26.6.2019 Landkreis Unterallgäu. Im kommenden Jahr wird nicht nur ein neuer Kreistag, sondern erstmals auch ein Inklusionsbeirat gewählt. Den Ablauf regelt eine Wahlordnung, die der Kreisausschuss des Unterallgäuer Kreistags nun beschlossen hat.

Der neue Inklusionsbeirat wird aus elf Mitgliedern bestehen. Drei davon werden von den Trägern der offenen Behindertenarbeit im Unterallgäu benannt, sieben Mitglieder werden aus dem Kreis der Menschen mit Behinderung gewählt. Wahlvorschläge können bis drei Wochen vor der Wahl eingereicht werden. Elftes Mitglied des Inklusionsbeirats ist der Behindertenbeauftragte des Landkreises.

Wahlberechtigt sind alle, die einen Schwerbehinderten-Ausweis haben, im Unterallgäu ihren Wohnsitz haben und am Wahltag mindestens 18 Jahre alt sind. Wahlberechtigt sind daneben auch die gesetzlichen Vertreter von schwerbehinderten Minderjährigen.

Um wählen zu können, müssen sich die Wahlberechtigten spätestens drei Wochen vor der Wahl bei der Koordinationsstelle Inklusion am Landratsamt anmelden. Wer sich anmeldet, wird zur Wahlversammlung eingeladen. Dabei werden die Mitglieder des Inklusionsbeirats gewählt.

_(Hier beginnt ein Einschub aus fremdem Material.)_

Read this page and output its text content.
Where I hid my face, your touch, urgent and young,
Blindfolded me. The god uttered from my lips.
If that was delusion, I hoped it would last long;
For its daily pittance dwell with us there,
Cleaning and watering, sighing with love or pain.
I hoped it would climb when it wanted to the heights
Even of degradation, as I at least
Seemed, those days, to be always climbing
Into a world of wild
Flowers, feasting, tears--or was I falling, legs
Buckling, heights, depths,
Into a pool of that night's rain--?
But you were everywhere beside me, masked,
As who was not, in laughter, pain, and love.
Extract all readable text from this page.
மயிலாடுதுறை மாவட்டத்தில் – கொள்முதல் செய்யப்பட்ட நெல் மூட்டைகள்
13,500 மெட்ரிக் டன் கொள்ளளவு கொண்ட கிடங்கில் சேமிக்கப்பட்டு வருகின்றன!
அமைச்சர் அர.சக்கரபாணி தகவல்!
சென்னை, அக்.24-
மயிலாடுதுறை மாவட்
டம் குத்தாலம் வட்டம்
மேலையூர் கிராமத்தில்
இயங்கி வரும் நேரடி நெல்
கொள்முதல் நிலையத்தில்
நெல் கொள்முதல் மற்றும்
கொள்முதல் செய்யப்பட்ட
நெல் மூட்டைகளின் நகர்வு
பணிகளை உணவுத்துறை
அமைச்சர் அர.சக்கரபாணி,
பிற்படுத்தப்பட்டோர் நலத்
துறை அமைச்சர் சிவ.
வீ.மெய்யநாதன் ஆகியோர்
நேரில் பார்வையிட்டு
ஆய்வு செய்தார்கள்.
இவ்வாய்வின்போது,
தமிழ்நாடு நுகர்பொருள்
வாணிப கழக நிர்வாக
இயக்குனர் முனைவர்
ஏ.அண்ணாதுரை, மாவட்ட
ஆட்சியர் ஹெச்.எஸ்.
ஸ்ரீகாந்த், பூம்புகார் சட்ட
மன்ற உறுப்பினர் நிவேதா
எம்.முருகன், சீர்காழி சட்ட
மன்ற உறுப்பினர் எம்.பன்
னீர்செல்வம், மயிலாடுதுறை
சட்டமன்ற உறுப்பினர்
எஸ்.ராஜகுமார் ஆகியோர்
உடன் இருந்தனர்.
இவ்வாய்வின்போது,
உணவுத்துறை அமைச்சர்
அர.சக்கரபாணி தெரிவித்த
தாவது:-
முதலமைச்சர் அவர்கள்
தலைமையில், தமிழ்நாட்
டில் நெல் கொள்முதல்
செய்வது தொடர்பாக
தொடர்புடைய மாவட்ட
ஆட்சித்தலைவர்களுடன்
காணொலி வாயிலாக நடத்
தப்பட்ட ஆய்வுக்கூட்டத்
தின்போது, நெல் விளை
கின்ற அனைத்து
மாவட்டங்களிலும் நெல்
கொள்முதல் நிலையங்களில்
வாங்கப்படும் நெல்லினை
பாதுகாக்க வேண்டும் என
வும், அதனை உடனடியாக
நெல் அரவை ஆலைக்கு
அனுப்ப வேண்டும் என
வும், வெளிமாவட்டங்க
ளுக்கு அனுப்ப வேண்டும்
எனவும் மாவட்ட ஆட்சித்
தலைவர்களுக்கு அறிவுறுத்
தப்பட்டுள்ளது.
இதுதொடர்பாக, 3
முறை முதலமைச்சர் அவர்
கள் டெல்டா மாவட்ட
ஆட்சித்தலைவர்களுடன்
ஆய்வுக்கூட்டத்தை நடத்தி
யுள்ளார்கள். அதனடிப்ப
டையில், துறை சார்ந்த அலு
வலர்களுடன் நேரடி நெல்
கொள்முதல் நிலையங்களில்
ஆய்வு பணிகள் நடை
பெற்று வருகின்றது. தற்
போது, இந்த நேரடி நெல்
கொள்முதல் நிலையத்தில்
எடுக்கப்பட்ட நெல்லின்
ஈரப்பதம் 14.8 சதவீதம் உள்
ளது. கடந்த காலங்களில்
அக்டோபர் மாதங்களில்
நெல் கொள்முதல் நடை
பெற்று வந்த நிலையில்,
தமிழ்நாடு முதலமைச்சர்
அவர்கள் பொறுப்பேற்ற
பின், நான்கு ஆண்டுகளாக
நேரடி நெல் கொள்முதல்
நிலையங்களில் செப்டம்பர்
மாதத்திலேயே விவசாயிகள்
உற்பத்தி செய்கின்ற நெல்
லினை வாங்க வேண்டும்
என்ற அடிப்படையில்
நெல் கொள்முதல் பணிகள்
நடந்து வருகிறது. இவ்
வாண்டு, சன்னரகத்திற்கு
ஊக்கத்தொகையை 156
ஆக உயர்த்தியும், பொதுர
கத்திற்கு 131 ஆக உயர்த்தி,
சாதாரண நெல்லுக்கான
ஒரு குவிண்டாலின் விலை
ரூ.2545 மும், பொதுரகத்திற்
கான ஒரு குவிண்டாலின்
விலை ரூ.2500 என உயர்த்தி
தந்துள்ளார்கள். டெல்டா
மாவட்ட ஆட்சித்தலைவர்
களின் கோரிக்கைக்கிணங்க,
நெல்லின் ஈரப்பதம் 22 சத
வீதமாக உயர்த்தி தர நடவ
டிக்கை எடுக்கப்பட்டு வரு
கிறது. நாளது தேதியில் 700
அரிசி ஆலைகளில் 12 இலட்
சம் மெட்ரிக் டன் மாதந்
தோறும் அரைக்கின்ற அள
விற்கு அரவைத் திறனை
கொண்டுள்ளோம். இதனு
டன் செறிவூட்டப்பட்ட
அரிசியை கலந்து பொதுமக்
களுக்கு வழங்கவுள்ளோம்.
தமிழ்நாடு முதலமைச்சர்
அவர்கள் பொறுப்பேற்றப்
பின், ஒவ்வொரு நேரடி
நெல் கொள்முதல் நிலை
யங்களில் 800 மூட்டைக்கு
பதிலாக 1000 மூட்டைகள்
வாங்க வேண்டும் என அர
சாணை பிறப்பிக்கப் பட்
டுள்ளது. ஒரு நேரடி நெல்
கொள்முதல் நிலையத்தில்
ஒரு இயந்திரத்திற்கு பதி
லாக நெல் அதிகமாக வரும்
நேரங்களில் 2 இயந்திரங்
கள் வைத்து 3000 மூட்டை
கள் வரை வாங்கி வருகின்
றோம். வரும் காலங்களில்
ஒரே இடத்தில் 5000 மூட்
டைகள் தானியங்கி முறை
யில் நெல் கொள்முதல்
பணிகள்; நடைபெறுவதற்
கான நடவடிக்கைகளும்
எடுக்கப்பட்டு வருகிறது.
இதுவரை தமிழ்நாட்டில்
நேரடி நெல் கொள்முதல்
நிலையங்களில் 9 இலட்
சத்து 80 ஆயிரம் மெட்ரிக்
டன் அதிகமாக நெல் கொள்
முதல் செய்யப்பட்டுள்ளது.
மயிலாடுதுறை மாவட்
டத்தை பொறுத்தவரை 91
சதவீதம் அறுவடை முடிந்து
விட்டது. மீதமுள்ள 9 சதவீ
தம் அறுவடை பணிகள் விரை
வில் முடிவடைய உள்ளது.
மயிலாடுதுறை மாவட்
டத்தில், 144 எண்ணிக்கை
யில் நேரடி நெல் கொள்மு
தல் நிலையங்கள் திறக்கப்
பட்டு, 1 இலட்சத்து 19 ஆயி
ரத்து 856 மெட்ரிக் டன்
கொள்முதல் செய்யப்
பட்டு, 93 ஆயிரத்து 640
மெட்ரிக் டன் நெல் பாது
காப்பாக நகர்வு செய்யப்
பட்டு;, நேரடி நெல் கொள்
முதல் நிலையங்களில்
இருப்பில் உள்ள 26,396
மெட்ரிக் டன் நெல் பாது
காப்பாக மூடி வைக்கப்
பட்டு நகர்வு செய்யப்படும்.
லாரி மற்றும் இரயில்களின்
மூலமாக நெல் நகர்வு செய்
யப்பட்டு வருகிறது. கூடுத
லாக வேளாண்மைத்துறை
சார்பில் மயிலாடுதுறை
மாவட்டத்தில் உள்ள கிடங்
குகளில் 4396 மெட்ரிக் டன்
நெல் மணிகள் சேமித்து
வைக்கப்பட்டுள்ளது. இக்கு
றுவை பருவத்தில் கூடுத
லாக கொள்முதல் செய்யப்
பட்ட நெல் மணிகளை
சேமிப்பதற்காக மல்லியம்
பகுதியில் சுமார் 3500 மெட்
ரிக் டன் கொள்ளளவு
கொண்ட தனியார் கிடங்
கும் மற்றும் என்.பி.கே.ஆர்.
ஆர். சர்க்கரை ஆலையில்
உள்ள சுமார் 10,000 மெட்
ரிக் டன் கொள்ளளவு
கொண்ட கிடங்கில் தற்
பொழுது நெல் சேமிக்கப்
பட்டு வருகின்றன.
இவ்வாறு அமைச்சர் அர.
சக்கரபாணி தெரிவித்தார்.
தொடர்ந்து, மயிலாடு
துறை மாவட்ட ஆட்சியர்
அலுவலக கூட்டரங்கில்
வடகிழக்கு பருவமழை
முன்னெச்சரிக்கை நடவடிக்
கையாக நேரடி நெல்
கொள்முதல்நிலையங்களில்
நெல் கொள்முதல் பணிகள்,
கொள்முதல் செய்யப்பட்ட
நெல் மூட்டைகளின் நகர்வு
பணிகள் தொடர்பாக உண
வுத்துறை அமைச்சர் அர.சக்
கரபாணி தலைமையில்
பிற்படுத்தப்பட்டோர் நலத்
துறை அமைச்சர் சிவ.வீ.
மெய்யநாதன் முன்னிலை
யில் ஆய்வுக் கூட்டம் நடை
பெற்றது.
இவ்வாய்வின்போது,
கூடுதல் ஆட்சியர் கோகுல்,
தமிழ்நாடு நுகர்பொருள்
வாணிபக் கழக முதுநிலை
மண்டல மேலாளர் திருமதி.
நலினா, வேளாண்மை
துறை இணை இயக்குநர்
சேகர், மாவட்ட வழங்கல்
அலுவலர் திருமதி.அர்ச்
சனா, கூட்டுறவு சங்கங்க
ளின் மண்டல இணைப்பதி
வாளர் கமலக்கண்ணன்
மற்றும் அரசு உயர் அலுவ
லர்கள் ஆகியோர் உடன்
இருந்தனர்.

Ziel des neuen Beirats ist es, die Teilhabe von Menschen mit Behinderung am gesellschaftlichen Leben zu stärken. Der Beirat soll dem Kreistag und der Kreisverwaltung als sachverständiges Gremium zur Seite stehen und die Umsetzung des kommunalen Aktionsplans begleiten. Die Wahlperiode entspricht der des Kreistags und beträgt damit sechs Jahre.